Zuma quer tempo mas ANC exige a sua demissão já

Presidente sul-africano, Jacob Zuma, durante sessão de perguntas no Parlamento em junho

Luta pelo poder no partido de Nelson Mandela. Líderes querem que Cyril Ramaphosa suceda como presidente a Jacob Zuma

A luta pelo poder subiu de patamar na África do Sul. O Congresso Nacional Africano (ANC) exigiu ontem a demissão do atual presidente Jacob Zuma. O histórico partido da luta contra o Apartheid pretende que o controverso chefe do Estado seja substituído na presidência por Cyril Ramaphosa (como já aconteceu, em dezembro, na liderança da formação partidária). No poder há quase nove anos, Zuma viu a sua reputação manchada ao longo dos anos por vários processos relacionados com corrupção. O presidente, de 75 anos, deverá responder hoje ao pedido de demissão depois de ontem ter requerido um período de transição de três a seis meses para deixar o poder. Mas o ANC quer uma saída rápida.

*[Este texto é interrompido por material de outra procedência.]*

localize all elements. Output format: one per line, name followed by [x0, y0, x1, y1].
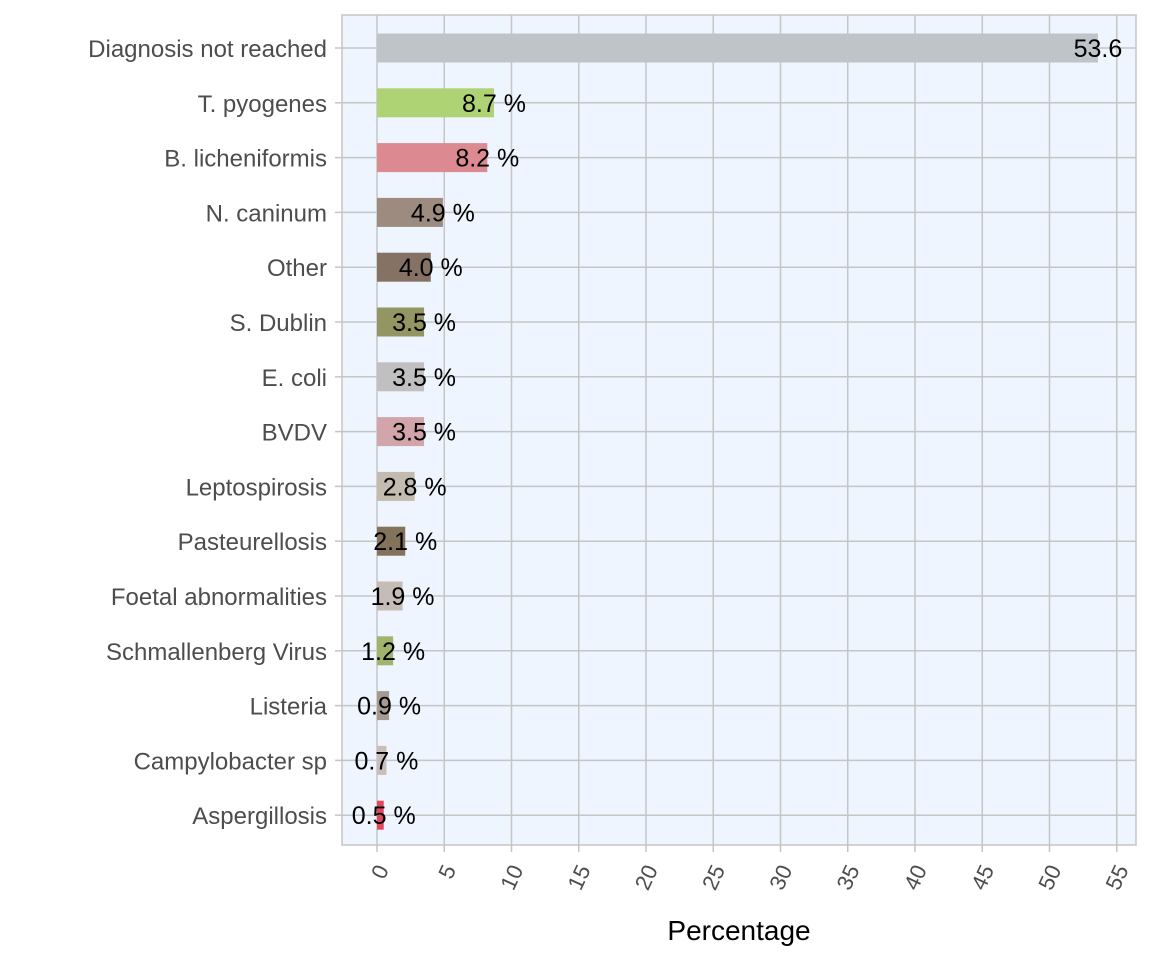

Questionado em conferência de imprensa sobre quando é que o presidente tem que responder ao pedido de demissão do ANC, o secretário-geral do partido disse que não lhe foi dado um prazo, mas espera que a resposta chegue hoje. "Vamos deixar isso nas mãos do presidente Jacob Zuma", declarou aos jornalistas Ace Magashule, fazendo questão de esclarecer que a pressão do partido nada tem que ver com os escândalos de corrupção em que o chefe do Estado tem visto o seu nome envolvido. "O presidente não foi declarado culpado por nenhum tribunal. Quando tomámos esta decisão não foi porque o camarada Jacob Zuma tenha feito alguma coisa de errado", sublinhou o mesmo responsável, na sede do ANC em Joanesburgo. Magashule confirmou que o presidente pediu um período de transição de três a seis meses para sair, mas que os líderes do partido rejeitaram, "por ser um período muito longo". O argumento é o de que quanto mais tempo ele ficar no poder mais difícil será para o seu provável sucessor, Cyril Ramaphosa, reconstruir a imagem do partido a tempo das eleições de 2019. "Transição? Não. Este é um assunto urgente. Deve ser tratado com urgência", afirmou o secretário-geral, reafirmando uma vez mais: "o partido espera que ele saia".

Aquela que é a maior economia do continente africano encontra-se um pouco estagnada, com bancos e empresas mineiras relutantes em investir por causa da incerteza política que o país vive. Zuma já sobreviveu a seis moções de censura apresentadas contra si desde 2010, tendo algumas vozes do ANC começado a juntar-se às críticas que lhe eram dirigidas pela oposição. Com a eleição de Cyril Ramaphosa para líder do ANC, em dezembro do ano passado (depois de derrotar uma ex-mulher de Zuma Nkosazana Dlamini-Zuma), a confiança subiu e o rand, assinala a Reuters, começou a valorizar face ao dólar.

Num país em relação ao qual muitos perguntam onde estão afinal os seguidores e defensores do legado de Nelson Mandela, não é só Zuma que tem manchas no CV. Ramaphosa, de 65 anos, viu a sua popularidade afetada pela morte de 34 mineiros em greve na mina de platina de Marikana, que era explorada pela Lonmin e da qual era diretor não executivo. O massacre ocorreu em agosto de 2012. Defendeu forte ação policial sobre os mineiros em greve. Mais tarde veio pedir desculpas por aquele que foi o mais grave tiroteio policial desde o fim do Apartheid em 1994.